Entre os que mais devem favores à Ordem está o rei Felipe o Belo, que a faz seu banqueiro e depositária do Tesouro Real. Quando por mais de uma vez os seus desmandos levam a França à beira do desastre, ele é salvo pelo dinheiro dos Templários. Sempre carente de recursos, ele confisca os bens dos judeus e depois manda diminuir o percentual de prata nas moedas cunhadas pelo Erário Real, o que faz o povo lhe dar o apelido de "O Rei Falsário". Em 1306 ocorre um levante popular em Paris contra o seu governo incompetente, e as tropas reais, que não recebem seus soldos há meses, ficam inativas nos quartéis enquanto ele refugia-se no Templo, nome que tinha a sede da Ordem em Paris e se tornara seu sinônimo. Felipe fica sob a proteção dos Cavaleiros até a calma ser restaurada após árduas negociações do Grão Mestre Jacques de Molay com os amotinados, mas durante sua hospedagem forçada entre os Templários ele vê os seus enormes tesouros e toma ciência do seu vasto patrimônio comercial e imobiliário espalhado por toda a Europa, o que lhe aumenta ainda mais a cobiça e faz o despeito sobrepor-se à gratidão que deveria ter aos Cavaleiros por o terem salvo da fúria popular. Ardilosamente, contrai novo grande empréstimo com a Ordem, põe em dia o pagamento das tropas e dos servidores civis, lhes dá um substancial aumento e lhes ganha o apoio e a gratidão.

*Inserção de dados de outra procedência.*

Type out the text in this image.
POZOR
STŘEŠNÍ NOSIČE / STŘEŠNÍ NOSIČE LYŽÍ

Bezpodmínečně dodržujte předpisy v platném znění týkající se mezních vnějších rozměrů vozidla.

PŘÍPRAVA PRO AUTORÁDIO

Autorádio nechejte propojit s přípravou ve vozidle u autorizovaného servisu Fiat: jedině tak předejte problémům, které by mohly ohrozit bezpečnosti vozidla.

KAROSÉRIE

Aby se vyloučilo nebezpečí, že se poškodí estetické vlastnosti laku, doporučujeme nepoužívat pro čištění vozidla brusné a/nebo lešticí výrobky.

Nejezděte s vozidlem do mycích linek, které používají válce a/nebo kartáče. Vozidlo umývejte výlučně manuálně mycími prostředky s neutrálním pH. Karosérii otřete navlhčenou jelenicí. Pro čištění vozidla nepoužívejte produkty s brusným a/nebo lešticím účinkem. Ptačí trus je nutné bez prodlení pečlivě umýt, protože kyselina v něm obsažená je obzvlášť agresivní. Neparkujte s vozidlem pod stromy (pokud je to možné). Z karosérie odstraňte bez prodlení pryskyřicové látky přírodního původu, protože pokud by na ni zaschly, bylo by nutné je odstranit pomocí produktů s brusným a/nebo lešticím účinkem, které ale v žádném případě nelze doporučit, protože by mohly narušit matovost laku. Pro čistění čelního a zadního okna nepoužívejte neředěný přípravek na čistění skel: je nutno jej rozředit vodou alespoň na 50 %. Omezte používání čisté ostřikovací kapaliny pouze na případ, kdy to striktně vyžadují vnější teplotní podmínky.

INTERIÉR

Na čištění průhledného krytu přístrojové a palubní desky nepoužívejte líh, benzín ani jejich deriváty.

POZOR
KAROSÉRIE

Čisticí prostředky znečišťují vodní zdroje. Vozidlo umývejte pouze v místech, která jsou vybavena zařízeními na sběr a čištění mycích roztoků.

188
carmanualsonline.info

A Ordem dos Templários era riquíssima, possuindo feudos e castelos em toda a Europa,
sobretudo na França e na Península Ibérica
         
Felipe é um patife astuto que percebe estar o Templo deixando de ser uma sociedade de monges guerreiros para se tornar uma sociedade de mercadores banqueiros, a maior e mais rica que já se viu e cujo poder político é enorme. Mas ele vê também que, em um mundo onde a espada é a lei, o poder econômico e político dissociado do poder militar é um convite certo ao desastre. Depois de várias décadas sem combater, o poder militar dos Templários é só uma lembrança de um passado distante. Corretamente, ele avalia que a Ordem é um gigante de pés de barro: um golpe certeiro a jogará por terra! Ademais, ela tem a antipatia do alto clero, muito incomodado por sua independência da autoridade dos bispos e pelo prestigioso diálogo direto que tem com o Papa e o Colégio de Cardeais. Muitos bispos não se conformam com o fato de ser o comendador diocesano da Ordem muito mais rico e poderoso do que ele dentro da sua própria Diocese. Também nobres e comerciantes, que têm os seus débitos judicialmente executados ou em vias de execução, gostariam de se ver livres de sua implacável credora e assim salvarem suas propriedades.
  
Poderosas muralhas do castelo templário de Tomar, sede da Ordem em Portugal que abrigará
cavaleiros fugitivos vindos de toda a Europa após a derrota na França
           
Já sabendo que o Templo é uma mina de ouro e tem muitos inimigos, Felipe tenta tornar-se seu membro e apoderar-se dele, mas o Grão-Mestre Jacques de Molay se nega a admiti-lo sob o argumento de que não poderia se tornar monge um homem casado e rei; para tanto teria que renunciar ao trono e à esposa. Felipe fica furioso e começa a arquitetar a destruição da Ordem com o seu ministro Guilherme de Nogaret, o qual, por razões pessoais idênticas a de muitos outros, também odeia os Cavaleiros. Portanto, coleciona vasto rol de denúncias sobre o mau procedimento de vários membros da Ordem e pleiteia secretamente junto ao Papa a sua dissolução alegando não ser ela mais necessária porque o seu principal objetivo, a proteção dos lugares santos na Palestina, desapareceu desde que ela de lá foi expulsa. Alega também que a má reputação dos cavaleiros faz do Templo um ônus para a Igreja, mas o Papa está ciente que o despeito e a cobiça são os verdadeiros motivos de Felipe e se nega a atendê-lo. Muito pressionado, tenta negociar e previne Jacques de Molay dos sinistros desígnios reais, dando início a um longo e incrível jogo de gato e rato que se travará nos bastidores e terá um desfecho terrível.

O Grande Mestre Templário ainda não sabe, mas ele e a sagrada Ordem dos Cavaleiros do Templo de Jerusalém já estão mortos!